When you opened Google on December 29, you marked the image of Charles Macintosh wearing a hat and a coat. The rain was bouncing on him.
The animated drawing of the man on Doodle is no other than the illustration of the Scottish chemist who invented the waterproof material that resulted in the making of the modern raincoats.
When we celebrated his semi-quincentennial anniversary this year, it is interesting to flip back through the pages of the history to know how he started his career as a clerk and left this job to become a chemist, an area he loved to pursue always.
Born to the family of a merchant in Glasgow, Scotland on December 29, 1766, Macintosh started his professional career as a clerk but later set up a plant in Glasgow to manufacture and sell chemicals.
In 1823 he found that naphtha, a naturally occurring liquid petroleum substance, was able to dissolve in natural rubber mostly cultivated in India. The paste he created from it was impermeable to water, according to The Telegraph.

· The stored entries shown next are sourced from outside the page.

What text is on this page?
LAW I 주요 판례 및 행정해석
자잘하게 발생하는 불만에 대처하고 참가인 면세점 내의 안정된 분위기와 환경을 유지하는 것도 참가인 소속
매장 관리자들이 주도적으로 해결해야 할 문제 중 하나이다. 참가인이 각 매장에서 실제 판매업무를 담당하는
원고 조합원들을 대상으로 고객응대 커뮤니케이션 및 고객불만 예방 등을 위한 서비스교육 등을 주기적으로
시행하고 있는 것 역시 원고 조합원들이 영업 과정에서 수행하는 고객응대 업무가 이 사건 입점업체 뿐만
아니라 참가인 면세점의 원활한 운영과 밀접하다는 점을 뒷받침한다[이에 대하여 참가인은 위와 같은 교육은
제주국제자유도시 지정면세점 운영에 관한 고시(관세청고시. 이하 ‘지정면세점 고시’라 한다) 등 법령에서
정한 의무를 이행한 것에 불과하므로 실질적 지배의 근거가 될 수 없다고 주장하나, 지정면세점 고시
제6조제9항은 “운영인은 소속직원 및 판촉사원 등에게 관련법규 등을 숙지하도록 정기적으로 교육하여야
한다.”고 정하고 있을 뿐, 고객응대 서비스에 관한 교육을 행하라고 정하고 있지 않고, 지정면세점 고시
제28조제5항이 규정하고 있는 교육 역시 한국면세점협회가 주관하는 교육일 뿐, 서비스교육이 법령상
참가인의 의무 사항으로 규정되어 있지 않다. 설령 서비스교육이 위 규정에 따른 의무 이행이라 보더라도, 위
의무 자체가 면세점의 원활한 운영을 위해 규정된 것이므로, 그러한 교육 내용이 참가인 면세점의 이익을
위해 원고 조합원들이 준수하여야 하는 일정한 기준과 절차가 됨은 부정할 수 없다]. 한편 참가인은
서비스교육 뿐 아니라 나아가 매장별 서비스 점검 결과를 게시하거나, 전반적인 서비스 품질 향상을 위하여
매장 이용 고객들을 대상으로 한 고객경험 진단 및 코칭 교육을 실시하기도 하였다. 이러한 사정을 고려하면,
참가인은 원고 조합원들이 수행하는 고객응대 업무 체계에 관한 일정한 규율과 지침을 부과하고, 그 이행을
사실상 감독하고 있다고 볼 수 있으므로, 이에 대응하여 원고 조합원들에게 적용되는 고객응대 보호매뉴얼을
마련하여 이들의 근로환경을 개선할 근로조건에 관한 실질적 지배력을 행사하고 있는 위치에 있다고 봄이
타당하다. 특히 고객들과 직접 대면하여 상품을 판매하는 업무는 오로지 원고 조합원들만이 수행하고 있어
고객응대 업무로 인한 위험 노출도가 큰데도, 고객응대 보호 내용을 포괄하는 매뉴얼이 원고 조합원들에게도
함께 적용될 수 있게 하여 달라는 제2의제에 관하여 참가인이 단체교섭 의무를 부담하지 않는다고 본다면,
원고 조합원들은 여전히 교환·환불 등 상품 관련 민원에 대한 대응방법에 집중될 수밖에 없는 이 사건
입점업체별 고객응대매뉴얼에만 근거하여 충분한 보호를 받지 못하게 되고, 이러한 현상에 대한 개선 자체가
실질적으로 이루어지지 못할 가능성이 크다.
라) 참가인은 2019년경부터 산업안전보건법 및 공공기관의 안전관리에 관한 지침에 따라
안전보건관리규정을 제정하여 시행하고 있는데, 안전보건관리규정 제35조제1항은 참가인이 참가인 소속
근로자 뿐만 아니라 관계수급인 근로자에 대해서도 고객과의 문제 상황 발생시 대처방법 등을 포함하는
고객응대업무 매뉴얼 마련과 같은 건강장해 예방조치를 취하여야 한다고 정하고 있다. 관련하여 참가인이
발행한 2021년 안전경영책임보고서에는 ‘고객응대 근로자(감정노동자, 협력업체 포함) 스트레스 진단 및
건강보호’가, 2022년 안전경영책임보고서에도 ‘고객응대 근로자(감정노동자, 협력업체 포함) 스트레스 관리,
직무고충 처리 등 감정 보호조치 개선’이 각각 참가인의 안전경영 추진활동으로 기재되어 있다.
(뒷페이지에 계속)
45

Using the process he managed to create a fabric that would protect the wearer from rain. He was also granted a patent on the fabric.
People now remember him as the inventor of the rain coat.
The coat he created was on a wool cloth by painting one side with the dissolved rubber preparation. It was not perfect for all the weather conditions. The fabric, however, improved several years later.
“The first Mackintosh coat was sold in 1823 and since then the Mackintosh has come to define classic British style for close to 200 years” according to Google Art and Culture.
Macintosh died on July 25, 1843 near a town close to his native hometown of Glasgow.
Very few know Macintosh also invented a bleaching powder and managed to find out how to make blast furnaces more efficient.
Often people associate the name “Macintosh,” with the Apple’s Mac computers but Charles Macintosh has no relationship with it.
The fact is that the Mac computer line was named after McIntosh, a variety of apple of Canadian variety.
Since there was already a hi-fi manufacturing company called McIntosh Laboratory, Apple twisted its name to Macintosh.
Mcintosh project was led by Apple employee Jef Raskin. Apple founder Steve Jobs introduced the Macintosh computer in 1984.